Bought the slate Jackpot today. Sweet sounding call.


----------



## ctsdaxx (Mar 11, 2005)

Just curious but is this a good beginner call? I was looking to get a slate call to put in my arsenal just thought I should start out with one that will be good for a beginner to learn on.


----------



## Bachflock (Jul 3, 2007)

ctsdaxx said:


> Just curious but is this a good beginner call?

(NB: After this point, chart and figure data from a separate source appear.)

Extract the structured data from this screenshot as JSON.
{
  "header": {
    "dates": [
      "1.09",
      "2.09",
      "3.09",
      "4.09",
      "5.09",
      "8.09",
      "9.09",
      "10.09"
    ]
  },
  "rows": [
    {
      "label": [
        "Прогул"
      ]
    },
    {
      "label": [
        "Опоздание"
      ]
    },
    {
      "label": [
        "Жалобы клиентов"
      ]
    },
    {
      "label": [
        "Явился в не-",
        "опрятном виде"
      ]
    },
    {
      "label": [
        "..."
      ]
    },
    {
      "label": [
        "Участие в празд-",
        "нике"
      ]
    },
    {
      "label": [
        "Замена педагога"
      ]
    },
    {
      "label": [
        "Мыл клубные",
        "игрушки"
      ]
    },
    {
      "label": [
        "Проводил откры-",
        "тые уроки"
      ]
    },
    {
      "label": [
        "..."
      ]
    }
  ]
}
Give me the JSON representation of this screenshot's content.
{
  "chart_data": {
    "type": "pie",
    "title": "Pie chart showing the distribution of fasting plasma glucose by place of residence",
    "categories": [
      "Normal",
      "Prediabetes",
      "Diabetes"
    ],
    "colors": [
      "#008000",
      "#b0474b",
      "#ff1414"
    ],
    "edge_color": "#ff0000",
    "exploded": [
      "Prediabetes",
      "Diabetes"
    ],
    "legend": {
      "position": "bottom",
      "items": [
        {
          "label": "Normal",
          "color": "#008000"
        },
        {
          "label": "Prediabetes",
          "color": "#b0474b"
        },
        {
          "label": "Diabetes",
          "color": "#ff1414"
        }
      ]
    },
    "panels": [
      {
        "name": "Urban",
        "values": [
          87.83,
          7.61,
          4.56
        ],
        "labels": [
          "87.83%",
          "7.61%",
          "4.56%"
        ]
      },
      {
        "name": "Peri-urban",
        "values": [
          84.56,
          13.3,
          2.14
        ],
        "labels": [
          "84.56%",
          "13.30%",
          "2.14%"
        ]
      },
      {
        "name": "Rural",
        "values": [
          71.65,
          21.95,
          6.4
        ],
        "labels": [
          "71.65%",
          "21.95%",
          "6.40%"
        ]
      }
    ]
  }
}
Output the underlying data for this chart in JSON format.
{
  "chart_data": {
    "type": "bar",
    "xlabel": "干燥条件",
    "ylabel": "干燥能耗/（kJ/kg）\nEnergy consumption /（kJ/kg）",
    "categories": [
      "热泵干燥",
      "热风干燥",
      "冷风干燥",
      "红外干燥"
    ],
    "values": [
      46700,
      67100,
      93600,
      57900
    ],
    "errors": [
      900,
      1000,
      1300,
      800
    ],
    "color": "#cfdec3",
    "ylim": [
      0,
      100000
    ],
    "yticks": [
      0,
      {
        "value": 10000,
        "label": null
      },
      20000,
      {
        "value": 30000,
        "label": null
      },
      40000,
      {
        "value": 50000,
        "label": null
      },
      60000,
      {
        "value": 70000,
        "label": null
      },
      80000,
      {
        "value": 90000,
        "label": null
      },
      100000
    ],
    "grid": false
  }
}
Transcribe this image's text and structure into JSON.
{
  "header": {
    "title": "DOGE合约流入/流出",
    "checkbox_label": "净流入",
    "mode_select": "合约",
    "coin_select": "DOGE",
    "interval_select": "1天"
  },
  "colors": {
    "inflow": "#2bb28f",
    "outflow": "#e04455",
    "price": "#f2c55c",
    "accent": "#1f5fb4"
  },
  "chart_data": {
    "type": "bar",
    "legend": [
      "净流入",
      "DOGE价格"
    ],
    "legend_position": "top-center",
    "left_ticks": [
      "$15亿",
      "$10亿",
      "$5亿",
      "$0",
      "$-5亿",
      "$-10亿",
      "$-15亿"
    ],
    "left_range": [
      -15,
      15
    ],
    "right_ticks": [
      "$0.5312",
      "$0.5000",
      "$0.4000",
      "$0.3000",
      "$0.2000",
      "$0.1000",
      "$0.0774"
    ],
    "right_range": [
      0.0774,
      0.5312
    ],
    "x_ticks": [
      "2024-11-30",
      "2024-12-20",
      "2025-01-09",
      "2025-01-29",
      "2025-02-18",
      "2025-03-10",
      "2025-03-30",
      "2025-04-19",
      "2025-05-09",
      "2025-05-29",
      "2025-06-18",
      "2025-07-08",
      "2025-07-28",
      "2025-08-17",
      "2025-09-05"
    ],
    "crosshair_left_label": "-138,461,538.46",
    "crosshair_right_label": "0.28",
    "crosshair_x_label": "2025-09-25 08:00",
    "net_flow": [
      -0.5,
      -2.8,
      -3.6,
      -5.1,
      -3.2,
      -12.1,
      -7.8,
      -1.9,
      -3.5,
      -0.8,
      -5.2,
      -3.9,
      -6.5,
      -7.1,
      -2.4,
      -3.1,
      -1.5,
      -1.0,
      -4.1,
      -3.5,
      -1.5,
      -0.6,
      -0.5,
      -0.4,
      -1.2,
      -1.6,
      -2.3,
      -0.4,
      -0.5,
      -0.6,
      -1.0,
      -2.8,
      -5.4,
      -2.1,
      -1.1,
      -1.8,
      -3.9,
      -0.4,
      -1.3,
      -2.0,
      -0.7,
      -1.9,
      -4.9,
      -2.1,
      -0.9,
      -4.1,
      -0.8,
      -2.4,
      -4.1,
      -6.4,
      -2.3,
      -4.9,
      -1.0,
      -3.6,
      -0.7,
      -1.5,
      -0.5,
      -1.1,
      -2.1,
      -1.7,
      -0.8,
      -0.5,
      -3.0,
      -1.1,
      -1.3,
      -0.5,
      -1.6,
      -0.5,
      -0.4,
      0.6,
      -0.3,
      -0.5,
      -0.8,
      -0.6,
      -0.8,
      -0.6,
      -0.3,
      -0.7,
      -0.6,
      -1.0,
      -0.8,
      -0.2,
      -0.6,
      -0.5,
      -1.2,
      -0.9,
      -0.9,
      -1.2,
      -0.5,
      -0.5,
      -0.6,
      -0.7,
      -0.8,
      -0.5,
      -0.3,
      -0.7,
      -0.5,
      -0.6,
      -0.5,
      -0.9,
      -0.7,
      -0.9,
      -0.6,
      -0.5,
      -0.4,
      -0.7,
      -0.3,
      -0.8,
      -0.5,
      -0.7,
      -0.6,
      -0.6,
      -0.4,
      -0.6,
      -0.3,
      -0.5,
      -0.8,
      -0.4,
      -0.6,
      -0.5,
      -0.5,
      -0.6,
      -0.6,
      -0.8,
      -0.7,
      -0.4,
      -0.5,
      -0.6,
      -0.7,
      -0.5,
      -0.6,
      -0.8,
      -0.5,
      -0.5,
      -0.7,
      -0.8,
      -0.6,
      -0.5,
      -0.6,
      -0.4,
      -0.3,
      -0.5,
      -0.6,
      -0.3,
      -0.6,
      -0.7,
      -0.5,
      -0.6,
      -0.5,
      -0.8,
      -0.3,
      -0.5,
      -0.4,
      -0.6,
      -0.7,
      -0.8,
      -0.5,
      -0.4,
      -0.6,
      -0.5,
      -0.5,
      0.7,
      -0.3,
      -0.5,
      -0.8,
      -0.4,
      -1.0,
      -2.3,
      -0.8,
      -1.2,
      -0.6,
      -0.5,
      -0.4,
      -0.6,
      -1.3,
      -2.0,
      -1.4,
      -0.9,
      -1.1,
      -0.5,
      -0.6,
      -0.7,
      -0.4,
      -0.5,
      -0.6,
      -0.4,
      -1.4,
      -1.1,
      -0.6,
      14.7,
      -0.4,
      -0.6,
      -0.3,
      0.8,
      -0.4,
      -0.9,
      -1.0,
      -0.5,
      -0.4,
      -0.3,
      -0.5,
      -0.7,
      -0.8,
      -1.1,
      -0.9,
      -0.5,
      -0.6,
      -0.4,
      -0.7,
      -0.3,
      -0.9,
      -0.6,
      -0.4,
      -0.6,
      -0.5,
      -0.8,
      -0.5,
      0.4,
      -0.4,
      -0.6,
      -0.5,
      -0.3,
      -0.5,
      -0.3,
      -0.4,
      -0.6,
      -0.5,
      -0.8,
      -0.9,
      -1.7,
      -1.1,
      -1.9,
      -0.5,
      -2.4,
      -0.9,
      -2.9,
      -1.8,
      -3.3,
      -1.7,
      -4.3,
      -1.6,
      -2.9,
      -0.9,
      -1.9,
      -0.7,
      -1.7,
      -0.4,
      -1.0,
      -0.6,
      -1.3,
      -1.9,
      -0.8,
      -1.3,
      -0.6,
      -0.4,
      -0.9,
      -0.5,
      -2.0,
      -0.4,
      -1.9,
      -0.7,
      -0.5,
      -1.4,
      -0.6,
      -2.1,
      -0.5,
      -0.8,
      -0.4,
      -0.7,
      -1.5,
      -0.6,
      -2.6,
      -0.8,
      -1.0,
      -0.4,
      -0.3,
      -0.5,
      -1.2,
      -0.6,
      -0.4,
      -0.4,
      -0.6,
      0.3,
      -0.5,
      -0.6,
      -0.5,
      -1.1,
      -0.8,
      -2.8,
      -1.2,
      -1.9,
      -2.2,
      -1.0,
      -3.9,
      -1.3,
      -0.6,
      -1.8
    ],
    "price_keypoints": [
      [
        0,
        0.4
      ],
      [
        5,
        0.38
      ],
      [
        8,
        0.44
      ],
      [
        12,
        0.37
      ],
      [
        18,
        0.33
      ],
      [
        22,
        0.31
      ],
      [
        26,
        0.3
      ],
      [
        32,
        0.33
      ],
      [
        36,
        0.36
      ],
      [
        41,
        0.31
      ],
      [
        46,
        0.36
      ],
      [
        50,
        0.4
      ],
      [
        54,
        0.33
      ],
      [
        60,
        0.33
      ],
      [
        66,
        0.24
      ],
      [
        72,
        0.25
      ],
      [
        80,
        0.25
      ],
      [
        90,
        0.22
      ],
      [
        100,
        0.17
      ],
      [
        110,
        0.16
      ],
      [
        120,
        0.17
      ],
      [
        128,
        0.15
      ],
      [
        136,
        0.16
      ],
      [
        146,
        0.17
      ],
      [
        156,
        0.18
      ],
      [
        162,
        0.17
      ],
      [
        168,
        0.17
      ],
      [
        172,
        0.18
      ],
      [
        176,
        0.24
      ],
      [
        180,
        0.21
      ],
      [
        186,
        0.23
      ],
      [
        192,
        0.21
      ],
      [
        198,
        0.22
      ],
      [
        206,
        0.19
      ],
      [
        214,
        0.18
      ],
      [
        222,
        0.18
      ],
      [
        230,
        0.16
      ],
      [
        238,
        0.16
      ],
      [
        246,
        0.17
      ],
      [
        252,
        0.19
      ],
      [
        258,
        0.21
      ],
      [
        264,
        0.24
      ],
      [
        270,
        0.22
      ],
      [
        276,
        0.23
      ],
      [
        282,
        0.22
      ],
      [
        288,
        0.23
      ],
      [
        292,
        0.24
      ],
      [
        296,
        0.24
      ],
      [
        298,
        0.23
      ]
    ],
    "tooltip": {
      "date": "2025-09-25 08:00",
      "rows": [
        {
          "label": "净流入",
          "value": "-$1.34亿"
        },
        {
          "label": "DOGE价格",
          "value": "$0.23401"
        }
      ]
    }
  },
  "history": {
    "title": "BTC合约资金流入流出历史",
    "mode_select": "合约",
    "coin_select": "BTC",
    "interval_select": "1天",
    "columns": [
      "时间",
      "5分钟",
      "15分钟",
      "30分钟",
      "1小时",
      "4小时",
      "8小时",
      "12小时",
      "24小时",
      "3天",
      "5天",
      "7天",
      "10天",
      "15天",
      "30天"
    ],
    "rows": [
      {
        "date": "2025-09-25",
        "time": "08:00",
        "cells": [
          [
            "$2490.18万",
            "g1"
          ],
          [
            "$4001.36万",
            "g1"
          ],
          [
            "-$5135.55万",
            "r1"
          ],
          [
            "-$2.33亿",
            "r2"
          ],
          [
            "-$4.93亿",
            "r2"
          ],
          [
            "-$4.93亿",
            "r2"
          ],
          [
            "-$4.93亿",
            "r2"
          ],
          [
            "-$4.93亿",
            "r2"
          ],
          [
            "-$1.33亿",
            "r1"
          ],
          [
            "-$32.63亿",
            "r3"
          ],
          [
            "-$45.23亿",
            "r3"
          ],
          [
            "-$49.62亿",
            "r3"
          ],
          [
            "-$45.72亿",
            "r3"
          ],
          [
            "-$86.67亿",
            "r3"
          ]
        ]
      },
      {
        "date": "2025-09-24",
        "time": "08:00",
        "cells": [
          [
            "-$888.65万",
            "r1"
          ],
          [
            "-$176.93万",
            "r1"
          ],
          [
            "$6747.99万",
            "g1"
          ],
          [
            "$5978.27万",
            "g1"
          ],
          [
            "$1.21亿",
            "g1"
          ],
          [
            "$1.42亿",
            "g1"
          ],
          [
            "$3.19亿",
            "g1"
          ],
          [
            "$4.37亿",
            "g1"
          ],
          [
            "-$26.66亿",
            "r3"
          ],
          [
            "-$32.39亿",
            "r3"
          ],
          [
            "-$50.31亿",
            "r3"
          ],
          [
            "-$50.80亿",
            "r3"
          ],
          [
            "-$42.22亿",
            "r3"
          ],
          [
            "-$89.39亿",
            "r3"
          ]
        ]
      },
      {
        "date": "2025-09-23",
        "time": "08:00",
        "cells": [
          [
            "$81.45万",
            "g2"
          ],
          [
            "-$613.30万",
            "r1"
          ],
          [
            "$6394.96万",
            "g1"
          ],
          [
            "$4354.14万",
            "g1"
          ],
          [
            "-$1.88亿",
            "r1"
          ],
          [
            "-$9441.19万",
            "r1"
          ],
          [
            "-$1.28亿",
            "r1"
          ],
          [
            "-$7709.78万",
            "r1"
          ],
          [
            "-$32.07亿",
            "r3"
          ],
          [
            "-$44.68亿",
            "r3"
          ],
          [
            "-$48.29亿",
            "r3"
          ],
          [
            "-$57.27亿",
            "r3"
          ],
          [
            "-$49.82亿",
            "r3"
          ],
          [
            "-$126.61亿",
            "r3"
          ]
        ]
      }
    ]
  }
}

I'd say its as good as any pot call for a beginner. The only catch is you have to condition the face yourself before using it. There are others that are preconditioned so you wouldn't have to worry about sanding the face right out of the package. It isn't a major hassle nor hard to do but there are other options out there if you are hesitant.


----------



## fur and feathers jr. (May 3, 2007)

For A starter Bachflock said, Pot calls are easy to learn how to use. If you try to get a pot call get a slate if you are just starting out, make sure you dont touch the slate if you can try. oils from your hands get in the slate and makes what is called a "dead spot" were it sounds like a very sick turkey. Maybe for you a box call will be easyer to. Like what was said above, you can never have to many calls on you. You may run in to a road block were it starts raning when slate calls get wet they dont work this is why you should have different calls like my glass call works in the rain. Just like Strikers made from different wood, different tips, narrowness basicly a little change can change you calling big time. For a starter get one of each A box, A Pot call woth maybe 2 strikers, maybe a few diaphram calls if you like ( I cant get em to work =P) But just remember turkeys have ears and have hearing kind of like humans with food, they have there own taste in birds one second they might like a young hen and the next they might be going after a mature hen. Im just trying to say as a starter have as many calls as you can, just be prepared! I hope I did not confuse you to much lol

I kinda got of track but what can i say im 13! LOL


----------



## ctsdaxx (Mar 11, 2005)

I started last year and bought a box call and the push / pull finger call for the end of the gun. This year I bought a bunch of styles of mouth calls and found a few that seem to work and sound ok..... to me at least! lol But I was interested in slate calls for the purring and light calls that sound alot more realistic then the purring I can do with the mouth call ( IT SUCKS). Also its seems there is more variety to the slate then just a box.


----------



## fur and feathers jr. (May 3, 2007)

yes your absolutly right there is alot more you can do with a pot call i would take a pot call over my box any time!!!


----------



## Swizel Chest (Aug 3, 2007)

Not only did I pick it up, but then learned the face was cracked. The story was crammed and the call still worked so I kept it. It sounds great! I called primos to ask if they could fix it, and they replaced it no questions asked. They now have a customer for life.


----------



## fur and feathers jr. (May 3, 2007)

i love Primos they are one of the best there is!!!


----------